Ulrike Trautwein, Generalsuperintendentin, Evangelische Kirche
"Sie wollten einen Neuanfang und sie das Alte, hm… Man muss sich immer gut verabschieden, um auch gut neu anfangen zu können."
Auf Original Play und die Fremden angesprochen, räumt sie Verständnis für die Sorgen der Eltern ein. Aber: wie wir auf einem Workshop selbst testen, werden von Teilnehmern niemals Personalien, kein Polizeiliches Führungszeugnis geprüft, nur das Geld genommen, obwohl in Kitas gesetzlich vorgeschrieben.
Ulrike Trautwein, Generalsuperintendentin, Evangelische Kirche
"Ich würde heute immer ein polizeiliches Führungszeugnis verlangen. – War es ein Fehler? – Das könnte man sagen. Aber weil immer Menschen dabei waren. – War das ein Fehler? - Den Kindern ist nichts passiert. – Das sagen sie, die Eltern sehen es anders."
Hamburg. Auch hier wiegelt die Leitung einer evangelischen Kita ab.
Jede Woche wird hier Original Play gespielt mit einem Lehrling, der auch in Berlin tätig ist - bis heute übrigens. Und er soll nicht nur auf der Matte mit ihrer dreijährigen Tochter, – "gespielt" haben, sagt eine Mutter.
Mutter, Hamburg
"Anfangs war es immer so, wenn ich meine Tochter aus der
Kita geholt habe, hat sie gesagt, der Po tut weh oder der Intimbereich, dass sie da einen
Dorn drin hätte. Sie wollte nicht mehr zur Kita gehen, hat morgens geweint. Sie hätte
Ängste. Letztes Jahr im Juni, kam sie dann und hat aus heiterem Himmel gesagt, dass dieser Mann, der dieses Original Play anbietet, ihr den Penis in den Po gesteckt hat."
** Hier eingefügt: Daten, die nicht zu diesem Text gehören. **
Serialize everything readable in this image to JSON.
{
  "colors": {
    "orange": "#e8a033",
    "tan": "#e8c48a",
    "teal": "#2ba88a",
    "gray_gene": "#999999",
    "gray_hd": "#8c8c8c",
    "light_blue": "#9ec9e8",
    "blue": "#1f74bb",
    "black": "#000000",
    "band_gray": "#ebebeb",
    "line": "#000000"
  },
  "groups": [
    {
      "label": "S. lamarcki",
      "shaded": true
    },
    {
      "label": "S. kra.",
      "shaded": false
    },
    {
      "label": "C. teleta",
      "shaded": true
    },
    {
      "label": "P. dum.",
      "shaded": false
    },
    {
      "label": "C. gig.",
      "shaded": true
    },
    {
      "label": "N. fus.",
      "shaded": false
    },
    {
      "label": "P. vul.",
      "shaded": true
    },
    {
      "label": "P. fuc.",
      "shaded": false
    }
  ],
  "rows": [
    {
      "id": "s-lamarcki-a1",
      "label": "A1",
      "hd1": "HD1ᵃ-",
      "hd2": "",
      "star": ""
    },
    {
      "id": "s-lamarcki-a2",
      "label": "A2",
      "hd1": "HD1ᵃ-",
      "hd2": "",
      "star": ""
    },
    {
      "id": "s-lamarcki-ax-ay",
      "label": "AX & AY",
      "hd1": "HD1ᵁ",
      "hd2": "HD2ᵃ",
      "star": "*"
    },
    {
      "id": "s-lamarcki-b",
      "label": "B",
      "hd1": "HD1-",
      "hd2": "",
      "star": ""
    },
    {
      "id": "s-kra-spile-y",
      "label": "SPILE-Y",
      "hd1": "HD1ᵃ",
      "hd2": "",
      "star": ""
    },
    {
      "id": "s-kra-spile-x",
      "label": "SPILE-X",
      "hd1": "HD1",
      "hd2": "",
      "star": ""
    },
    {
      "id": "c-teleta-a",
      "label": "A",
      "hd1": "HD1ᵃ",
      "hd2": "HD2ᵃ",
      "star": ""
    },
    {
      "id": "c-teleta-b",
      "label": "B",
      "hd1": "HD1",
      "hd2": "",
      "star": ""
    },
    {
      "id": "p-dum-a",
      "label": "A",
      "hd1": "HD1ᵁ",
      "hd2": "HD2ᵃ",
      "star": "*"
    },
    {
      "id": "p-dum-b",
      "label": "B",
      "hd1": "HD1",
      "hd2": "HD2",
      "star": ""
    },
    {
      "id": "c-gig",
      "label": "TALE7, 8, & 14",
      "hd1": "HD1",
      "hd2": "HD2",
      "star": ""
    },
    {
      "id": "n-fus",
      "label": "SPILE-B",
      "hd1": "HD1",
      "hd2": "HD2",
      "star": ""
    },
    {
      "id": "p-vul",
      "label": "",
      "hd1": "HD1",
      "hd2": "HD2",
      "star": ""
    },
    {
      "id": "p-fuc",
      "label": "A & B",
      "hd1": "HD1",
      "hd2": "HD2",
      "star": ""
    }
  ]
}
Vor einer Ärztin wiederholt sie das.
Doch nicht bei der Polizei – aus therapeutischen Gründen. Deshalb stellt die Staatsanwaltschaft vorläufig ein. Demnächst wird sie aussagen.
Ist Original Play, so wie es Experten vermuten, eine Einladung für Leute, die Kinder missbrauchen wollen?
Fred O.Donaldson, Erfinder "Original Play"
"No, not more than parenting is."
"Nein, nicht mehr als Eltern kuscheln."
Nur die Behörden in Hamburg und Bayern verurteilen inzwischen klar Original Play.
Zitat (E-Mail):
"Das sogenannte Original Play hat in Kindertagesstätten nichts zu suchen…weil es dem Missbrauch Tür und Tor öffnet."
Und so reist Fred 0. Donaldson mit seinen Lehrlingen weiter durch die Welt, hält Vorträge, macht Workshops. Sein Spiel sei keine Einladung zum Missbrauch, sagt er. Von den konkreten Vorwürfen will er nichts gewusst haben und greift die Experten an.
Fred O. Donaldson
"(Lachen) Tell me the name oft he Expert. And did you investigate them? Did you ask them how many years they spend playing Original Play. Did you do that? Yes or no”
(Sagen Sie mir die Namen der Experten! Haben Sie sie gefragt, wie viele Jahre verbracht haben, mit Original zu spielen? (Wird wütend) Haben Sie? Ja oder nein?"
Nein, denn sie würden es nicht spielen, sondern verbieten!
Nächsten Monat wird das Spiel wieder in den Räumen einer Kirchengemeinde in Berlin stattfinden.